Il est possible que l’étoile ait pu entrer en contact avec un trou noir plus petit, intermédiaire, noyé dans un amas stellaire, ou que sa trajectoire ait été influencée par la gravité de plusieurs grandes étoiles.
Les modèles qui tiennent compte d’un événement d’éjection hypervéloce dû à la gravité de plusieurs étoiles massives ont du mal à rendre compte de la vitesse de LAMOST-HVS1. Il est plus probable que le corps céleste ait été chassé de la Voie lactée par la gravité d’un trou noir qui se cache dans un amas d’étoiles.
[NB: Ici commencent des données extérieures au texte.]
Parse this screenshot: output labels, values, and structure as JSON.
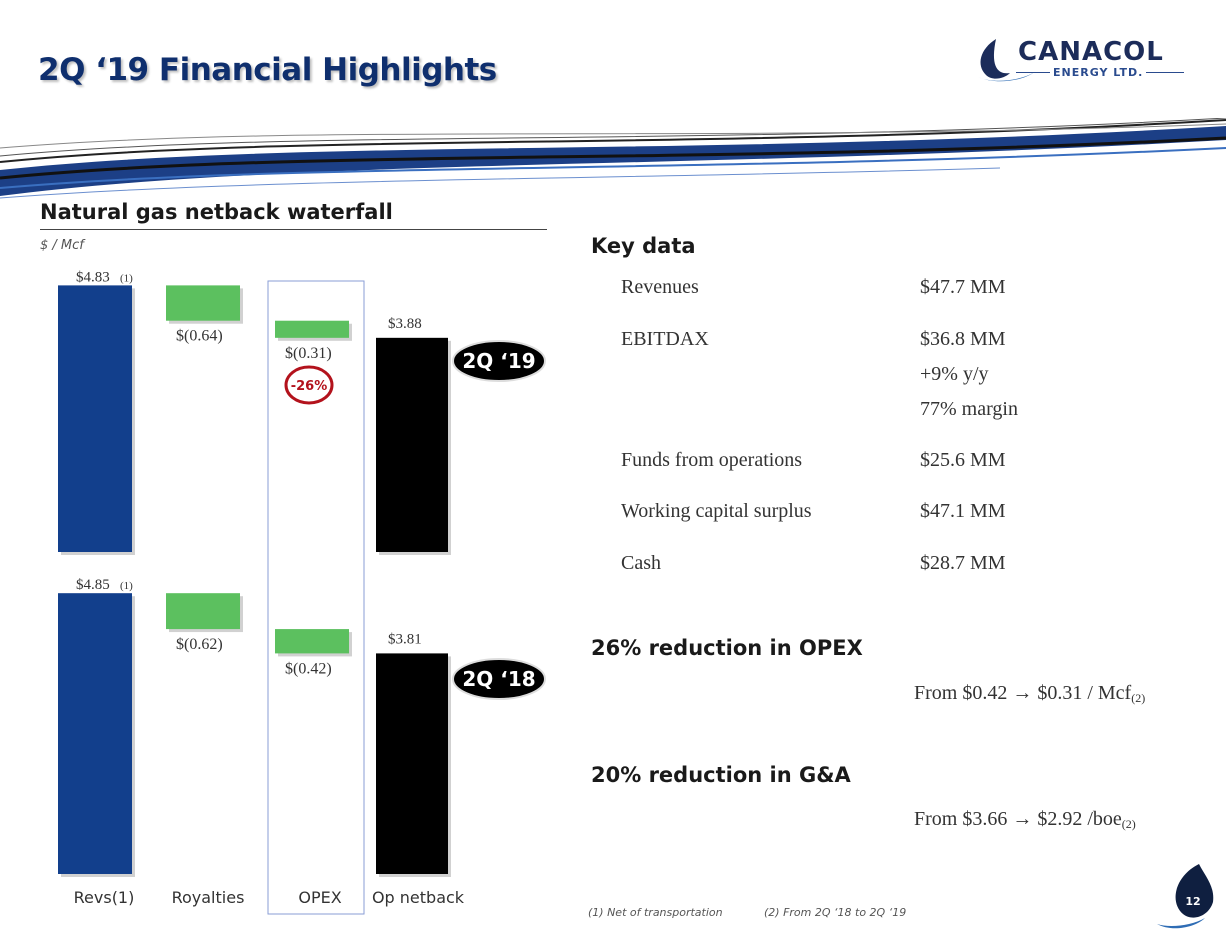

L’équipe note que le bras de la Règle n’est actuellement pas connu pour abriter d’amas d’étoiles massifs dans lesquels un trou noir (de masse) intermédiaire pourrait demeurer. Cependant, l’amas pourrait être caché derrière un nuage dense de poussière cosmique. La découverte d’un tel amas pourrait représenter la première occasion de découvrir un trou noir intermédiaire encastré dans le disque stellaire peuplant les bras spiralés de la Voie lactée. Il fournirait également de précieuses informations sur la formation de ces singularités au sein des amas stellaires, et sur les interactions dynamiques qui s’ensuivent.
L’étude publiée dans the Astrophysical Journal : Origin of a Massive Hyper-runaway Subgiant Star LAMOST-HVS1: Implication from Gaia and Follow-up Spectroscopy et présentée sur le site de l’université du Michigan : U-M researchers confirm massive hyper-runaway star ejected from the Milky Way Disk.